Thursday, June 9, 2016

Darwinism failed as a true philosophy, but it has succeeded as a false religion

Even if the evolutionary theory is true, it is totally useless for human affairs. "It is enormous, but irrelevant. Like the solar system, it is a colossal trifle."

Darwinism has become ingrained in our thinking. And we have gone from talking unphilosophically about philosophy to talking unscientifically about science.

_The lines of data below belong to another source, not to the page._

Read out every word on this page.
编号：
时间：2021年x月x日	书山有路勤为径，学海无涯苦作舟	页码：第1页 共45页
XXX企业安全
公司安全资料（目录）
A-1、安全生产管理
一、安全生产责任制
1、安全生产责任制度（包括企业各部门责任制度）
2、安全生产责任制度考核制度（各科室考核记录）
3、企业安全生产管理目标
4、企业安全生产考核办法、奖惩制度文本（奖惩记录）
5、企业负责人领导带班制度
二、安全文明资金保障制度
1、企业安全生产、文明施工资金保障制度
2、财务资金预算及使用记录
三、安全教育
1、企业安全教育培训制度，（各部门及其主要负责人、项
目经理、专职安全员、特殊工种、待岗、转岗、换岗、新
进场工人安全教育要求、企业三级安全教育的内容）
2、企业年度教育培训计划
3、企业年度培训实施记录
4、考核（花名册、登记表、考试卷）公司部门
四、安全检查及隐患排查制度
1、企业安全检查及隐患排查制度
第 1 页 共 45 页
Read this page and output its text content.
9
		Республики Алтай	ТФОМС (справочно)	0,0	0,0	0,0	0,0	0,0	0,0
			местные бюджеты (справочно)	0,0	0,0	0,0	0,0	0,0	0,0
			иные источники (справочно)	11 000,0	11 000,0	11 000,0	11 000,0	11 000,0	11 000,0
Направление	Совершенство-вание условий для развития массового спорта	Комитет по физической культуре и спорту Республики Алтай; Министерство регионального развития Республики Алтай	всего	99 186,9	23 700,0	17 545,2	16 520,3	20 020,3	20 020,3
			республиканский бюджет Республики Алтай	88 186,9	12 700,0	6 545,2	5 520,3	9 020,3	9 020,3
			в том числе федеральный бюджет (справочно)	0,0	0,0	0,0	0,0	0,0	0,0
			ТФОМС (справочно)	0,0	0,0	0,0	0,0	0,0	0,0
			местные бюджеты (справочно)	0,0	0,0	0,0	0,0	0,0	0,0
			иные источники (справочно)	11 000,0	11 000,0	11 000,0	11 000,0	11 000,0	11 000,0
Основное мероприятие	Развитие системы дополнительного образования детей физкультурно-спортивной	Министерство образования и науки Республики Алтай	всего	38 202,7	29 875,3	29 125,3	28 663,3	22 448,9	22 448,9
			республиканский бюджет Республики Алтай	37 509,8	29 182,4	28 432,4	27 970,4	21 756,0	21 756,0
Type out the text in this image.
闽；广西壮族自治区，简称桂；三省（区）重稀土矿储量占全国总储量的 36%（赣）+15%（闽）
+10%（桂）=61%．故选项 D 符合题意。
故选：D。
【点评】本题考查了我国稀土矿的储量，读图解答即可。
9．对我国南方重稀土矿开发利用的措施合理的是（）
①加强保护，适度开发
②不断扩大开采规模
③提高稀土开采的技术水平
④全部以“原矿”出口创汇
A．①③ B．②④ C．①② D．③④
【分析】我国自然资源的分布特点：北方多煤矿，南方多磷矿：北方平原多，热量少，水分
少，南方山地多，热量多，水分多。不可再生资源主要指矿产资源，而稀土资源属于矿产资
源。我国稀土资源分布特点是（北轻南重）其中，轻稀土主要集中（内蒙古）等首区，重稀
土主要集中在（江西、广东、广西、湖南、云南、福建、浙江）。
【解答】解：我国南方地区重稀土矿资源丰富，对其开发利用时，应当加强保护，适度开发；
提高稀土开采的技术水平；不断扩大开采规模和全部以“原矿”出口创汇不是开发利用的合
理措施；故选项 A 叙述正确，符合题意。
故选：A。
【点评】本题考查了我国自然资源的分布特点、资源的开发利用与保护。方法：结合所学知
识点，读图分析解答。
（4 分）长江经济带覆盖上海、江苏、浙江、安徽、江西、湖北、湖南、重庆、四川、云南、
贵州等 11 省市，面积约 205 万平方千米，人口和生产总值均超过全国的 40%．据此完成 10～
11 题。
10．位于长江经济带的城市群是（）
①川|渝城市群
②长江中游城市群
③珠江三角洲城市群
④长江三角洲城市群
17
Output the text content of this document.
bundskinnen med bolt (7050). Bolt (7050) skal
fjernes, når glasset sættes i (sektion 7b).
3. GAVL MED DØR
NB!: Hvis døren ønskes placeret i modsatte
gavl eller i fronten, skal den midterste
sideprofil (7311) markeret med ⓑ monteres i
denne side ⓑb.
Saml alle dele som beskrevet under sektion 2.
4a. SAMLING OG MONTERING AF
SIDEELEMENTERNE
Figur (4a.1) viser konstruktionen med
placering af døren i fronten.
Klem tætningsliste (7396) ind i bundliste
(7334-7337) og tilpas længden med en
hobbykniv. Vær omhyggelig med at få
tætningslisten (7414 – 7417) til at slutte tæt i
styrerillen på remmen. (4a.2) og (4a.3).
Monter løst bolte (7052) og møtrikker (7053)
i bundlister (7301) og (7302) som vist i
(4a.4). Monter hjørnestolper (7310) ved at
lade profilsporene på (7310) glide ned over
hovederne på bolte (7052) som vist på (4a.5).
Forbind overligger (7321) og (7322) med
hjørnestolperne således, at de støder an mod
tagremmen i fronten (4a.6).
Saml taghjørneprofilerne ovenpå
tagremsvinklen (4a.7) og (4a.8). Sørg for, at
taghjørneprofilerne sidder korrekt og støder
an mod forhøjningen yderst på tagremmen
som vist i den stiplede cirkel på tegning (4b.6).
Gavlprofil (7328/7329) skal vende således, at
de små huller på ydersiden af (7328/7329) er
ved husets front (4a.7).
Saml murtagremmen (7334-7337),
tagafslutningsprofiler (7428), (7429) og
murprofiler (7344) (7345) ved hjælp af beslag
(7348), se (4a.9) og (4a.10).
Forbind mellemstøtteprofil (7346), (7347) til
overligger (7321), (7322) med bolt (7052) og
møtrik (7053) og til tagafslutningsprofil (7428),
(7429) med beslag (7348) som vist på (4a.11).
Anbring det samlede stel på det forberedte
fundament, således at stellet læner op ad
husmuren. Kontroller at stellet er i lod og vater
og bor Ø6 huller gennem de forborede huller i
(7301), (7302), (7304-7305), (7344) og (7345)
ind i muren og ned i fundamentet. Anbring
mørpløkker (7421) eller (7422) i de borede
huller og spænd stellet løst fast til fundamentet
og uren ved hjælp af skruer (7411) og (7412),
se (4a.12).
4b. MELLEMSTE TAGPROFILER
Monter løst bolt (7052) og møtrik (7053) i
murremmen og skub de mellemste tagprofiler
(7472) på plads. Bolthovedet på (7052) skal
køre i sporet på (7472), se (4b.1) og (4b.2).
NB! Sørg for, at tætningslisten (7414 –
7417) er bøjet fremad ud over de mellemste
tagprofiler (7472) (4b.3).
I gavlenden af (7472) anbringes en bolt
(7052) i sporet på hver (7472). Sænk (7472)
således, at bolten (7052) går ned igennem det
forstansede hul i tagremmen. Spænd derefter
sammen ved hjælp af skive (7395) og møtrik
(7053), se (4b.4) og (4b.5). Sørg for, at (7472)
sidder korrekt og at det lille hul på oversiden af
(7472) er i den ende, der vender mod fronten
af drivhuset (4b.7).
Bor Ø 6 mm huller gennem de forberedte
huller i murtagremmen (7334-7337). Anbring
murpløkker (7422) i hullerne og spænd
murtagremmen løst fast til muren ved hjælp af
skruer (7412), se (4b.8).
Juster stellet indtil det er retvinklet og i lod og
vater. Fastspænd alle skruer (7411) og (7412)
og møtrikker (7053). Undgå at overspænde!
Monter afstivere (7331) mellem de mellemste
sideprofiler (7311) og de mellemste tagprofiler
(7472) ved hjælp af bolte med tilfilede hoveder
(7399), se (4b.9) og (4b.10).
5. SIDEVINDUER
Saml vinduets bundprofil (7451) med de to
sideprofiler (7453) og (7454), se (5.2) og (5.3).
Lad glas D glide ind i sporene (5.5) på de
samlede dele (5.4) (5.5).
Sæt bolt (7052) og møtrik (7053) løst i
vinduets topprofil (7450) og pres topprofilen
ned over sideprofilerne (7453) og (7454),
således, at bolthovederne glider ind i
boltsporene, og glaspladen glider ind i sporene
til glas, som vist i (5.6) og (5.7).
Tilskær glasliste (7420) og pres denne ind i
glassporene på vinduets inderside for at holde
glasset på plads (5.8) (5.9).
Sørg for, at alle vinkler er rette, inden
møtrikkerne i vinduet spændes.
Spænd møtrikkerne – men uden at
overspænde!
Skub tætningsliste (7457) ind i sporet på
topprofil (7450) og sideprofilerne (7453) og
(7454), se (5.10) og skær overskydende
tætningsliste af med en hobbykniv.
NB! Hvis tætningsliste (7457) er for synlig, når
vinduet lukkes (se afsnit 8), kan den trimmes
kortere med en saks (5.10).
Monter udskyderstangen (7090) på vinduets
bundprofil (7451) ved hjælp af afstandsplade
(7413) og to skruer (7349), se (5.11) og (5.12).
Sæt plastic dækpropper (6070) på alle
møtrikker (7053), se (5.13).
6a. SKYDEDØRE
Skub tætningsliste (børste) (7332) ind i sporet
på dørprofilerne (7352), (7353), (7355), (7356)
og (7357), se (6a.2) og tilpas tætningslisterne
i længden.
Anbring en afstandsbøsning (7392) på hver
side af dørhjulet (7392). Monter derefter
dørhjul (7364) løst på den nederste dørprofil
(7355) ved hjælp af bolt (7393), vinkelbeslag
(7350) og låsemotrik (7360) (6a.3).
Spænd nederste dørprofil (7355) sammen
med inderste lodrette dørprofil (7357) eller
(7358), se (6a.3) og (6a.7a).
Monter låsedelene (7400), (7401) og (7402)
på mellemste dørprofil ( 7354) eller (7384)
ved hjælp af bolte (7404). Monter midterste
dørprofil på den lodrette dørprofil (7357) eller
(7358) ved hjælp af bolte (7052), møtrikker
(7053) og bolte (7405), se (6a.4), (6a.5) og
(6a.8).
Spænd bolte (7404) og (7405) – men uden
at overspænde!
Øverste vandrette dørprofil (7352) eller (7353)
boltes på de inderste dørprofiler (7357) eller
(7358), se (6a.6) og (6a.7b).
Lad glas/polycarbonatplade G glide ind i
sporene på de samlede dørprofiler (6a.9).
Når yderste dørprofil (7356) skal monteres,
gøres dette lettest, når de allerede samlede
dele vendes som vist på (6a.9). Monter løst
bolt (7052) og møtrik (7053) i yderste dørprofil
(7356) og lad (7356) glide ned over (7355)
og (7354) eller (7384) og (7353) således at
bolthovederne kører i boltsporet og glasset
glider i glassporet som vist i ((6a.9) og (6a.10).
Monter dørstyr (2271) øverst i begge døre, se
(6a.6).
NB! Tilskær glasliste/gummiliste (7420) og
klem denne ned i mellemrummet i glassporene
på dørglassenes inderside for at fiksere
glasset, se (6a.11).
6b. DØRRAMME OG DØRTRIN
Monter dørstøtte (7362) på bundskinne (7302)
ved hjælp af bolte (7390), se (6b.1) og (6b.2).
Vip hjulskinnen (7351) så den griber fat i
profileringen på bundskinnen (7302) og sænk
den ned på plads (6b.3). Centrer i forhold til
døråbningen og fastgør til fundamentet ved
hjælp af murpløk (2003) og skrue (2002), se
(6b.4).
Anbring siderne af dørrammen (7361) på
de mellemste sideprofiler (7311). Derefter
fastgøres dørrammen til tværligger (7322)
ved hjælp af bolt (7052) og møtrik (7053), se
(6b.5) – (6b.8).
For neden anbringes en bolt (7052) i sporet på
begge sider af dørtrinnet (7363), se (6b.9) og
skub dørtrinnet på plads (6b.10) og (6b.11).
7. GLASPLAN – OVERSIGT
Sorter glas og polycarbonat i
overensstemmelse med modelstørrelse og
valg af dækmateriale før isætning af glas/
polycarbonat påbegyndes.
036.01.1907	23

Science itself is not the villain. Science is either a tool or a toy. We should never make it more than that. Putting science up on a pedestal and putting our trust in it, giving it a primary function instead of a secondary one, causes us to neglect our responsibilities, our moral and artistic standards, and our ability to think for ourselves. We end up using our choices to lose our choices, to enslave ourselves, and then we put our hope in science to set us free. We expect science to take care of us, to watch over us, to make our future safe. We stand up and demand a cure for a disease, when it is our own immoral behavior that has caused the epidemic.

It is ironic that we have put all our faith in science and then claim to be autonomous in supreme. We've intoxicated ourselves with self-esteem.

"What I complain of is a vague popular philosophy which supposes itself to be scientific when it's really nothing but a sort of new religion and an uncommonly nasty one. When people talked about the fall of Man they knew they were talking about a mystery, a thing they didn't understand. Now that they talk about the survival of the fittest they think they do understand it, [but] they have ... no notion of what the words mean." -- Chesterton

Darwinism was embraced by its first great proponent, Thomas Huxley and Herbert Spencer, because they were agnostics who use Darwin to support their own skepticism about religion.

"It would have been better if they had cultivated a little more agnosticism about Darwinism." -- Chesterton

The problem is not that they opened the evolutionary question, but that they closed it. Evolution is no longer a subject for debate.

There are any number of weaknesses in Darwin's theory, including the rather remarkable lack of fossil evidence. The missing link is still missing. Chesterton says, "If there were a missing link in a real chain, it would not be called a chain at all."

The real problem with Darwinism has not been its implications for science, but its implications for everything else. It has fed "the absurd necessity for maintaining that everything is always getting better."

Common Sense 101, Alquist

Darwinism has firmly planted the idea that we must always be progressing, that progress is always a good thing, and that we are progressing toward some beautiful perfect future state.

What that state is? No one seems to know. But, as they'll tell you, it's going to be wonderful.